However, one of the students’ responses that reveals in powerful ways their engagement with the literature is when they respond through the creation of their own work of literature. There are always students in my class who want to create their own picturebook inspired by the work of Latino authors studied in the class or their own literary response to a novel, as Bojana did in her response to Before We Were Free by Julia Alvarez (2002). She, who had also experienced a war, responded to the historical novel with the composition of an identity poem published in Fránquiz, Martínez-Roldán, & Mercado (2010):

Inspiration

I am not a white, middle class, female,
in a dominant culture of the USA.
I am a “Woman of the World”!
My roots that of indigenous mother, with my own culture,
language, art, and ancestry.
I have my own folk tales and idols – a full coffin without the lid;
my own experiences of discrimination and religious separation,
in fact, I drag the whole civil war behind my feet.
I carry this culture’s class division, imposed on my mother and father,
but don’t underestimate the power of my nation,
and ability to move through the freedom of expression.
I am a child of the world. I demand a proper position!
No piece of flesh will dumb me down.
I move through my own literary expression,
reminded to always fly up high like the butterflies.

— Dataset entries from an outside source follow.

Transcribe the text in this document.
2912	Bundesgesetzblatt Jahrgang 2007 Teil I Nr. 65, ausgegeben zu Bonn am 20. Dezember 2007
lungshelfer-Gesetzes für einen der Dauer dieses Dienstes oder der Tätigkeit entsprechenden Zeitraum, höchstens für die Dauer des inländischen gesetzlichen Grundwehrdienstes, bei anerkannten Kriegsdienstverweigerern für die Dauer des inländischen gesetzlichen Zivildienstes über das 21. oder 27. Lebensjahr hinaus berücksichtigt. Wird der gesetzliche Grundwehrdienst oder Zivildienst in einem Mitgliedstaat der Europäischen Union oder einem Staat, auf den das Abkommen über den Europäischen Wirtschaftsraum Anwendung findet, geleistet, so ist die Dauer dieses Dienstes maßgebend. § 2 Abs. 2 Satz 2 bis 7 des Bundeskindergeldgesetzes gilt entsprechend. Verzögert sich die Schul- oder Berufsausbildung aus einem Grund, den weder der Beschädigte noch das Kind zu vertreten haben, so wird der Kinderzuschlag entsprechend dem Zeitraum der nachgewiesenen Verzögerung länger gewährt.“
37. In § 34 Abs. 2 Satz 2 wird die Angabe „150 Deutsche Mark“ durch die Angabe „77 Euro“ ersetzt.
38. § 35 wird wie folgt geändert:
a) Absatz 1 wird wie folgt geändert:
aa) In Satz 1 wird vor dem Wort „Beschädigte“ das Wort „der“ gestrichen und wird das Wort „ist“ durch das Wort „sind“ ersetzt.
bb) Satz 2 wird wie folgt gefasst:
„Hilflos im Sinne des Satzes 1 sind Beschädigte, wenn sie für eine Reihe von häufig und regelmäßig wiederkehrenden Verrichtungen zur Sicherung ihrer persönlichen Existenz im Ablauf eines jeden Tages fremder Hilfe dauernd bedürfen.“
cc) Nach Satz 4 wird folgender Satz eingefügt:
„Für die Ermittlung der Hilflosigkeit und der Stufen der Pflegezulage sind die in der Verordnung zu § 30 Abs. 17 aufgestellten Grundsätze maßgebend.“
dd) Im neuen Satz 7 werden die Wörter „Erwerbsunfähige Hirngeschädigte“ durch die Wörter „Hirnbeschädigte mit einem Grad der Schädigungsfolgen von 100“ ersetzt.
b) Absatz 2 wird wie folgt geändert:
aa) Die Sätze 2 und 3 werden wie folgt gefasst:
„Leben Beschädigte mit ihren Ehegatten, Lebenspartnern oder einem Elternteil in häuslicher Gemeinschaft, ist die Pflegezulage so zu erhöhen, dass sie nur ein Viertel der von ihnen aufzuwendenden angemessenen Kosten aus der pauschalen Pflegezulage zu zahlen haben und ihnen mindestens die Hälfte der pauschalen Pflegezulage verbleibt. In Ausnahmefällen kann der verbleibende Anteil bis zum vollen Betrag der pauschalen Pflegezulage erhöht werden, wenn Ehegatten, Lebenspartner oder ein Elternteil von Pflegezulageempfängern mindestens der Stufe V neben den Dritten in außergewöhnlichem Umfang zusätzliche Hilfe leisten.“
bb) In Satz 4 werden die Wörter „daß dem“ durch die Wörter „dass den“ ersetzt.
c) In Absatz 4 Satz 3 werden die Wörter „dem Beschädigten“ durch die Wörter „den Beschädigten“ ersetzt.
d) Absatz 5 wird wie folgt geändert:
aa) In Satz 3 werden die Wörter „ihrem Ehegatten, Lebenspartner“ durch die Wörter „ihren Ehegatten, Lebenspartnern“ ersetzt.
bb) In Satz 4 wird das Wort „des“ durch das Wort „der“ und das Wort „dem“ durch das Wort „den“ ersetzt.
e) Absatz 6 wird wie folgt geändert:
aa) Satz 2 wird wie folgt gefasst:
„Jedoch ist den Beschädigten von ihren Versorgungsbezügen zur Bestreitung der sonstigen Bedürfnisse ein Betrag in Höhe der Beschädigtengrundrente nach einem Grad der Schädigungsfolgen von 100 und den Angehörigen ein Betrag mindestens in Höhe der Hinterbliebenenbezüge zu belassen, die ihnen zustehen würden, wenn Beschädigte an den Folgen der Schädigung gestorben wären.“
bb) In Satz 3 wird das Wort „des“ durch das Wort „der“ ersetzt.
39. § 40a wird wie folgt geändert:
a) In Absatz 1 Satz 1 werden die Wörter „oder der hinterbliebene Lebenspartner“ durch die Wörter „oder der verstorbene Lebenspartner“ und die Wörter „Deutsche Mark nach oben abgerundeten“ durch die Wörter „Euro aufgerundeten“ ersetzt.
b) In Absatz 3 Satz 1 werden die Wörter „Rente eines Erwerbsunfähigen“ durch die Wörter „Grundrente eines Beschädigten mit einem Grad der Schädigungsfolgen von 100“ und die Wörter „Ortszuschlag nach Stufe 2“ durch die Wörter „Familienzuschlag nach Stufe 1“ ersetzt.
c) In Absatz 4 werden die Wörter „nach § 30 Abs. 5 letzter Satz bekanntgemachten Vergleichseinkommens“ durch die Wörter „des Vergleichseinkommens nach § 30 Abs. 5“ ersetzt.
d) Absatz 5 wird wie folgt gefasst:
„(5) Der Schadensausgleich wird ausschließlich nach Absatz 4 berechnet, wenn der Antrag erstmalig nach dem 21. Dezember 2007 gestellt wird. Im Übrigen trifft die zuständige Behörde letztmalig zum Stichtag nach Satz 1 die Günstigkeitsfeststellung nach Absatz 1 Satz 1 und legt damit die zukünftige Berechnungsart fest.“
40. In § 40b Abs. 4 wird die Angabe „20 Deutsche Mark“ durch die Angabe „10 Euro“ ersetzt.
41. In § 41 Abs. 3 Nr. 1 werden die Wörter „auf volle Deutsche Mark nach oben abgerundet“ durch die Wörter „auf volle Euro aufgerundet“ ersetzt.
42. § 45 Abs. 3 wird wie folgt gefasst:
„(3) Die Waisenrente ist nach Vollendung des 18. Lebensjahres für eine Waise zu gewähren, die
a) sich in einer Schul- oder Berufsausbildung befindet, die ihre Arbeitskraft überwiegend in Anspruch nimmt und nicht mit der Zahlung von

By Bojana Djukovic-Barakovic

Having experienced the literature in these ways have supported the teacher candidates in their efforts to mediate literature with their children, with those who may feel closer to the groups represented in the books and with those children who may feel more distant. I look forward to keeping being surprised and transformed by the literature and by my students’ responses to it.

References:

Alvarez, J. (2002). Before We Were Free. New York, NY: Dell-Laurel-Leaf.

Canales, V. (2005). The Tequila Worm. New York, NY: Wendy Lamb Books.

Fránquiz, M., Martínez-Roldán, C. I., & Mercado, C. (2010). Teaching Latina/o children’s literature in multicultural contexts: Theoretical and pedagogical possibilities. In S. Wolf, K. Coats, P. Enciso, & C. Jenkins (Eds.), Handbook of research on children’s and young adult literature (pp. 108-120). New York & London: Taylor & Francis and Routledge.

Wolf, S. A. (2004). Interpreting literature with children. Mahwah, NJ: Lawrence Erlbaum Associates.